How to Become a Radiation Therapist

Training and Education Jobs and Salaries

A bachelor degree, associate degree, or certificate in radiation therapy generally is required to work as a radiation therapist. Many States also require radiation therapists to be licensed. Employers usually require applicants to complete an associate or a bachelor degree program in radiation therapy. Individuals also may become qualified by completing an associate or a bachelor degree program in radiography, which is the study of radiological imaging, and then completing a twelve-month certificate program in radiation therapy.

Radiation therapy programs include core courses on radiation therapy procedures and the scientific theories behind them. In addition, such programs often include courses on human anatomy and physiology, physics, algebra, precalculus, writing, public speaking, computer science, and research methodology. There are over 123 radiation therapy programs accredited by the American Registry of Radiologic Technologists (ARRT) and 32 States required radiation therapists to be licensed by a State accrediting board.

Licensing requirements vary by State, but many States require applicants to pass the ARRT certification examination. Further information on radiation therapist licensing is available from individual State licensing offices. Some States, as well as many employers, require that radiation therapists be certified by ARRT. To become ARRT-certified, an applicant must complete an accredited radiation therapy program, adhere to ARRT ethical standards, and pass the ARRT certification examination.

The examination and accredited academic programs cover radiation protection and quality assurance, clinical concepts in radiation oncology, treatment planning, treatment delivery, and patient care and education. Candidates also must demonstrate competency in several clinical practices including patient care activities; simulation procedures; dosimetry calculations; fabrication of beam modification devices, low-volume, high-risk procedures, and the application of radiation.

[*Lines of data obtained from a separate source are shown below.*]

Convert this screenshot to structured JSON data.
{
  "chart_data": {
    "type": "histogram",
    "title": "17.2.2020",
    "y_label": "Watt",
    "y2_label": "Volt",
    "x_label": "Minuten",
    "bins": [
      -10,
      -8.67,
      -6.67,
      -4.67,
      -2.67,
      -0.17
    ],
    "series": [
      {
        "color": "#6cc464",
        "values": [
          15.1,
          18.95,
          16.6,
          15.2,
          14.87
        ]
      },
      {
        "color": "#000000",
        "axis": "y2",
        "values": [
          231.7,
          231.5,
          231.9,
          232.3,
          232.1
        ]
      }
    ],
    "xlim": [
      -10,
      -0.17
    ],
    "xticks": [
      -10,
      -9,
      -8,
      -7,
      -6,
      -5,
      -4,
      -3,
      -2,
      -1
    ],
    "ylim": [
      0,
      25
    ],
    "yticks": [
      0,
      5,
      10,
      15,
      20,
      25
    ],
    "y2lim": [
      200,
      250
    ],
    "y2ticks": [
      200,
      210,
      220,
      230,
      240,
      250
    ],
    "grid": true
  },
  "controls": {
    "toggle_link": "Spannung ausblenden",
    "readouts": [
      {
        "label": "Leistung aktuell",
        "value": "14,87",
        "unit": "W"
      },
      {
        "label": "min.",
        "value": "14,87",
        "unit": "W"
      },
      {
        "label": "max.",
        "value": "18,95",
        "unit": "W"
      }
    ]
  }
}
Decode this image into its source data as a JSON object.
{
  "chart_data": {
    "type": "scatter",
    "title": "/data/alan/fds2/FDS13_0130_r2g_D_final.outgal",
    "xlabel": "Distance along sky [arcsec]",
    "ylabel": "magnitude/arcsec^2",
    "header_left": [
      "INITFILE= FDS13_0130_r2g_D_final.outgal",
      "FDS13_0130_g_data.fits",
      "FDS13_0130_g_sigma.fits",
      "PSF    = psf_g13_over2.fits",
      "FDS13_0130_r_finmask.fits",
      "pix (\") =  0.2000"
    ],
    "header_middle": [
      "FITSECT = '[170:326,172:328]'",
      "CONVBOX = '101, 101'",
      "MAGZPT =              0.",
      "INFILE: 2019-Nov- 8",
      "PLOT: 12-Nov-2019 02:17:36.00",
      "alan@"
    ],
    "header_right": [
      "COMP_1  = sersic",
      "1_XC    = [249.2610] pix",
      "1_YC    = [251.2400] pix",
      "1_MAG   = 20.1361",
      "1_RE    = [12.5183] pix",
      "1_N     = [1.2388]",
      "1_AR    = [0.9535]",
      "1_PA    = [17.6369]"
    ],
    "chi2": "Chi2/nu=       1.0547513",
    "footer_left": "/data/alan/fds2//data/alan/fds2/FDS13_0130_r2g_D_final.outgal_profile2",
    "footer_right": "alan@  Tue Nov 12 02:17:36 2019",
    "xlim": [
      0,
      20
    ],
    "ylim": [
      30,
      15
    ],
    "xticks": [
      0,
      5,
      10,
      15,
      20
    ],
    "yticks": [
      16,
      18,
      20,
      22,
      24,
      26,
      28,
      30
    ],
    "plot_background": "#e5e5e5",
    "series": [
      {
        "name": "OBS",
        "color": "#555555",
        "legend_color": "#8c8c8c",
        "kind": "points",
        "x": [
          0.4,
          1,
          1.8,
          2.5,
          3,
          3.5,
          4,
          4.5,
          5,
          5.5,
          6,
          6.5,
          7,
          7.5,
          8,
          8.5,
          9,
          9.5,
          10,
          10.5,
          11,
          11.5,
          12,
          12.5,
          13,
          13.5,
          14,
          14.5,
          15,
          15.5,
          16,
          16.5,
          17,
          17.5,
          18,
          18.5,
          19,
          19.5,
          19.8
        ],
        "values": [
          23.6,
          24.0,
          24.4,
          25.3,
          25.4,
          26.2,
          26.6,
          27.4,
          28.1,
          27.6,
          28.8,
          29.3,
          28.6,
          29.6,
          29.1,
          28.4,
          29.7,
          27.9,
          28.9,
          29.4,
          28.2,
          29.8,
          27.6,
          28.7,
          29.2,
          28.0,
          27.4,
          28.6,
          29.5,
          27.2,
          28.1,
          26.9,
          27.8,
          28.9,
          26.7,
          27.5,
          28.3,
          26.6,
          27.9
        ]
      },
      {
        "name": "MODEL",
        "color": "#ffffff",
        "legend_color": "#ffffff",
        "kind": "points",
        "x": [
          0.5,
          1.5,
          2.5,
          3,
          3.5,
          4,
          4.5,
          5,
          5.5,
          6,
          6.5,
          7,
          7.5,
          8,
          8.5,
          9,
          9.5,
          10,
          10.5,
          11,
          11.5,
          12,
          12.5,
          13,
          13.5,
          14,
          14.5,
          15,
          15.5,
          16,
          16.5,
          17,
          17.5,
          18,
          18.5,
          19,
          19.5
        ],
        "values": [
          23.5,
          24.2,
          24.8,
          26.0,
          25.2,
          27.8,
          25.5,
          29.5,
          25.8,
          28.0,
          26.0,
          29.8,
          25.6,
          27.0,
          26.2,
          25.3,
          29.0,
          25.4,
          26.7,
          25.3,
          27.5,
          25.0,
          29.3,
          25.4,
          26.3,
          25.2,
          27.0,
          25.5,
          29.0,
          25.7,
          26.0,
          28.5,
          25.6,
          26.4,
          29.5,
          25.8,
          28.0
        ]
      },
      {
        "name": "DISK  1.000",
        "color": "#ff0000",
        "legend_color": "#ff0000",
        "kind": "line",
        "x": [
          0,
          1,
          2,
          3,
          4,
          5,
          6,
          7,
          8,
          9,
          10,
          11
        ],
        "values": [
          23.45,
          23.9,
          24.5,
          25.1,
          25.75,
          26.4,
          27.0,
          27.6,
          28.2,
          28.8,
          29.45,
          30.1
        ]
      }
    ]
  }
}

ARRT certification is valid for one year, after which therapists must renew their certification. Requirements for renewal include abiding by the ARRT ethical standards, paying annual dues, and satisfying continuing education requirements. Continuing education requirements must be met every two years and include either the completion of 24 credits of radiation therapy-related courses or the attainment of ARRT certification in a discipline other than radiation therapy. Certification renewal, however, may not be required by all States or employers that require initial certification.

All radiation therapists need good communication skills because their work involves a great deal of patient interaction. Individuals interested in becoming radiation therapists should be psychologically capable of working with cancer patients. They should be caring and empathetic because they work with patients who are ill and under stress. They should be able to keep accurate, detailed records. They also should be physically fit because they work on their feet for long periods and lift and move disabled patients. With experience, therapists can advance to managerial positions.

Experienced radiation therapists may advance to manage radiation therapy programs in treatment centers or other health care facilities. Managers generally continue to treat patients while taking on management responsibilities. Other advancement opportunities include teaching, technical sales, and research. With additional training and certification, therapists also can become dosimetrists, who use complex mathematical formulas to calculate proper radiation doses.